La méthode de la préoccupation partagée est présentée comme une approche de résolution du harcèlement scolaire fondée sur le dialogue et la responsabilisation des élèves impliqués. Utilisée dans plusieurs départements en France dans le cadre de la lutte contre le harcèlement, elle s’inscrit aussi dans le programme pHARe. Mais son efficacité dépend de plusieurs conditions, et ses limites sont régulièrement rappelées.

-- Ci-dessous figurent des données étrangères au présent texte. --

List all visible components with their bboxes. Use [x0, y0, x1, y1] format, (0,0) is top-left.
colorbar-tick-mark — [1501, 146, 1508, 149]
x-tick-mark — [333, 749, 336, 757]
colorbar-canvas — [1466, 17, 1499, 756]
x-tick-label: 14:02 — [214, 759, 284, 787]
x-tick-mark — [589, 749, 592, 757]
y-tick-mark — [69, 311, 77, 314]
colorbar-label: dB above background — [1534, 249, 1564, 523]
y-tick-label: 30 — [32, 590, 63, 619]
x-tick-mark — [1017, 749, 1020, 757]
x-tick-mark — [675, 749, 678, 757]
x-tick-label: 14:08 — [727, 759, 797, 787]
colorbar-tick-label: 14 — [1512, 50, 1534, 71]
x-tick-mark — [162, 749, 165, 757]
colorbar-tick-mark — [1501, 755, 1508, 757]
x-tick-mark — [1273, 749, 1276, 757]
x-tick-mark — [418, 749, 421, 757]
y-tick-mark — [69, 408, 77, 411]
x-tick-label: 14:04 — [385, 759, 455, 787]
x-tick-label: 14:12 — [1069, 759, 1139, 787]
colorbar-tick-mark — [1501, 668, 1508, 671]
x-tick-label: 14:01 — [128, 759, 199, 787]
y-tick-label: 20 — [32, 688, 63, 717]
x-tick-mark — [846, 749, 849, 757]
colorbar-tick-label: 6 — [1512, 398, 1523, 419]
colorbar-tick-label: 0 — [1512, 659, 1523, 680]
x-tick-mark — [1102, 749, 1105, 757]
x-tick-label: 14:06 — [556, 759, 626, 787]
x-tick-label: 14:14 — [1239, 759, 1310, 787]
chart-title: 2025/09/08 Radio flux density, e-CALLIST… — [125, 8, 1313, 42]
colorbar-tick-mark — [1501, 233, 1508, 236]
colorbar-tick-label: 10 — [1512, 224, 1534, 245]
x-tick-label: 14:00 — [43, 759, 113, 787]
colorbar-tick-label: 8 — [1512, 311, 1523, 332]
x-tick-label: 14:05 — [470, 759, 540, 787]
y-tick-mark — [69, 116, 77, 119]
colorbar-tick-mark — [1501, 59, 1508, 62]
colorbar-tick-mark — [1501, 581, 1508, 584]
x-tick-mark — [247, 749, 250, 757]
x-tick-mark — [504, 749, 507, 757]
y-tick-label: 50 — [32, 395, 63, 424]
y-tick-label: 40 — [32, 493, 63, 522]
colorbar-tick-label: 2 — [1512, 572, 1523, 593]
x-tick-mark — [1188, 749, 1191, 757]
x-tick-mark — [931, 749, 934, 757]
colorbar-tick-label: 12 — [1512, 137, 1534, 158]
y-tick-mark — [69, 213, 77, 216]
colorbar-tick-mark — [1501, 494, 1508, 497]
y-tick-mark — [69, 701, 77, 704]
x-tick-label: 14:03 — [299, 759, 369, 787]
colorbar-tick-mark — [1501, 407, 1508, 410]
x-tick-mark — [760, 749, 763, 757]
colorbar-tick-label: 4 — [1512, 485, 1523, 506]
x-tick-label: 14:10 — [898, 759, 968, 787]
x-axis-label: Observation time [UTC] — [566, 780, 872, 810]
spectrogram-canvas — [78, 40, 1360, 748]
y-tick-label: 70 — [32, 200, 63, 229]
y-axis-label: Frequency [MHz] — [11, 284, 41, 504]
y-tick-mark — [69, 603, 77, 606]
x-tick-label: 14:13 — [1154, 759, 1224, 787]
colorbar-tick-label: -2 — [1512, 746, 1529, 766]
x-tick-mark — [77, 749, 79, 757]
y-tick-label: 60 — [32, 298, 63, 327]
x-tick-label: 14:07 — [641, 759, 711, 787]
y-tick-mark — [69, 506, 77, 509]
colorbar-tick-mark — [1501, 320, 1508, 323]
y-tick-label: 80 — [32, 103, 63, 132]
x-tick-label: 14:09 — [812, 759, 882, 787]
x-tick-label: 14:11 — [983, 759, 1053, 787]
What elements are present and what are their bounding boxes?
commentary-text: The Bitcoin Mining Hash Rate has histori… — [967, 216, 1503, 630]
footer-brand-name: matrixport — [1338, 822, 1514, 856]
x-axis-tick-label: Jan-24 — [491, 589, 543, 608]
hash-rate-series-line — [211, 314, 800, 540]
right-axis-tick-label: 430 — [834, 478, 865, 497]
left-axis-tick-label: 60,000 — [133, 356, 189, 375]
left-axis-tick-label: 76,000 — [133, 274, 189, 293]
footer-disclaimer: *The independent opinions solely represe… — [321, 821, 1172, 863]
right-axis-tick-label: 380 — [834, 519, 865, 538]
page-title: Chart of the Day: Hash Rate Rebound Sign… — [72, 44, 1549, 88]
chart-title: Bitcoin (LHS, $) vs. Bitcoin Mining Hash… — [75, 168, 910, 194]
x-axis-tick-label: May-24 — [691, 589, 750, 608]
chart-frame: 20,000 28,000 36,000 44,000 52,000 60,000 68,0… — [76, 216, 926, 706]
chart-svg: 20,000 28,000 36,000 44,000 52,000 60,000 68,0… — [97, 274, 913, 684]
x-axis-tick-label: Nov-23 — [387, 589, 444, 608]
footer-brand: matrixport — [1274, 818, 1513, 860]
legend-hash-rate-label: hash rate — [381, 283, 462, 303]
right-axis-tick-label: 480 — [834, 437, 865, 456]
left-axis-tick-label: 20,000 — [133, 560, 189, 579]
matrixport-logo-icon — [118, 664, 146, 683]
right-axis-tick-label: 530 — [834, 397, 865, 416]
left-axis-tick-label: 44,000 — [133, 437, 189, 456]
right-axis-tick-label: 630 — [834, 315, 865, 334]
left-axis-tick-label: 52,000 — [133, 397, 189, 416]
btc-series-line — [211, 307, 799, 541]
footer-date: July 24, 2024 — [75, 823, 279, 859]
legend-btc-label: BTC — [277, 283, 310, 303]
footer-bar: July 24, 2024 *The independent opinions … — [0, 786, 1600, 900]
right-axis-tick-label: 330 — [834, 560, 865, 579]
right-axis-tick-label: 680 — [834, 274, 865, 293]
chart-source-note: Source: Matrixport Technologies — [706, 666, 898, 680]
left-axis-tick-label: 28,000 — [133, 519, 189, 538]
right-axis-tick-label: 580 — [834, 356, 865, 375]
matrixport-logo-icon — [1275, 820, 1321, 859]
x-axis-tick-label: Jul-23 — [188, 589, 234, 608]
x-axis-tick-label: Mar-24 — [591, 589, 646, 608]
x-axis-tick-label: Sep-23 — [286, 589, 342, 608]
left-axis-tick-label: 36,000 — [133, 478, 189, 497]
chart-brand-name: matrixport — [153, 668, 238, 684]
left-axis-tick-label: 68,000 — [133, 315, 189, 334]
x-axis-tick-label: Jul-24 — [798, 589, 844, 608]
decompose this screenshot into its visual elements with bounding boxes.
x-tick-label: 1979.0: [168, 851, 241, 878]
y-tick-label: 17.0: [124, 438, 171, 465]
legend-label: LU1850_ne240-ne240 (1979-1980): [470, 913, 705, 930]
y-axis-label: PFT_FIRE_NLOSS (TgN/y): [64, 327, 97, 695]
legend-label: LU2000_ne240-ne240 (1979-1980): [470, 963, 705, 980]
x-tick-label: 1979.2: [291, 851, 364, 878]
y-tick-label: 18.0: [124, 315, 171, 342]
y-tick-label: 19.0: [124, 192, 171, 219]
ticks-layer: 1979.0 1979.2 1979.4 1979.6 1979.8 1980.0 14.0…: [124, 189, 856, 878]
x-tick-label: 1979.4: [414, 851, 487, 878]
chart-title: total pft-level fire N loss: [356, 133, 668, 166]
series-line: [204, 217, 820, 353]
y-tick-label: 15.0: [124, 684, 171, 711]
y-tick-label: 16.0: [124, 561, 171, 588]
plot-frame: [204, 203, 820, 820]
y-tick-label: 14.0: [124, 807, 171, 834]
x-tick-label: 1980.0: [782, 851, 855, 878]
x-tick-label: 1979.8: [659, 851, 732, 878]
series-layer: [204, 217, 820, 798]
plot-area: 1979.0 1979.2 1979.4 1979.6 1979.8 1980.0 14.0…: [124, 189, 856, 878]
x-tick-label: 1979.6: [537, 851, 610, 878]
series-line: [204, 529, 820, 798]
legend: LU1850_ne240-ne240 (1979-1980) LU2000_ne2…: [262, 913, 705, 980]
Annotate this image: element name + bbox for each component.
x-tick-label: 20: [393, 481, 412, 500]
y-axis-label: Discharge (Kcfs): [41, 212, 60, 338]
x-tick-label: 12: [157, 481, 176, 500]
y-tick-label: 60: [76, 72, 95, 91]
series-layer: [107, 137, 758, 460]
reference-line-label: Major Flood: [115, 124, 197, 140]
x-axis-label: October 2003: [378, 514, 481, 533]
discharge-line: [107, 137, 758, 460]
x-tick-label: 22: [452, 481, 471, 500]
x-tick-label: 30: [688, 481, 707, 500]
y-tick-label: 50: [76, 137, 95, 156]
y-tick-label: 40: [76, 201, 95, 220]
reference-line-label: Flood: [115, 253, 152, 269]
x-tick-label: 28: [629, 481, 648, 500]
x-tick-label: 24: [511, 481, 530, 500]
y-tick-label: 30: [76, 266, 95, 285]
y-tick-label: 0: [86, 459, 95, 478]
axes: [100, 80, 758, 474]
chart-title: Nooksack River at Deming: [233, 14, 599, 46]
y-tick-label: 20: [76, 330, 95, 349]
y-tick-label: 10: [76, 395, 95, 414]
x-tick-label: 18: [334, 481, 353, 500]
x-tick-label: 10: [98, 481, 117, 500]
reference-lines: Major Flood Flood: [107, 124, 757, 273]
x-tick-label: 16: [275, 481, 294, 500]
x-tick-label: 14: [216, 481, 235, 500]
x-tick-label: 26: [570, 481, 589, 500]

Une méthode née dans les années 1970

Cette méthode a été initiée par le professeur de psychologie suédois Anatol Pikas dans les années 1970. Elle repose sur l’idée que le harcèlement scolaire est un phénomène de groupe, qui entraîne chacun de ses membres dans une dynamique d’intimidation de la victime.

Conçue à l’origine pour des élèves du secondaire, elle n’était pas, selon son auteur, adaptée aux élèves du primaire.

Comment fonctionne la préoccupation partagée ?

La méthode consiste à mener des entretiens individuels, courts et répétés avec les élèves harceleurs, sans les blâmer. L’objectif est de les amener à prendre conscience de la souffrance de l’élève ciblé et à proposer eux-mêmes des solutions pour faire cesser les brimades.

Les principes mis en avant sont les suivants :

  • ne pas reprocher directement les faits aux élèves convoqués ;
  • les amener à réfléchir à la situation de la victime ;
  • rechercher avec eux des pistes d’amélioration ;
  • renouveler les entretiens jusqu’à disparition du problème.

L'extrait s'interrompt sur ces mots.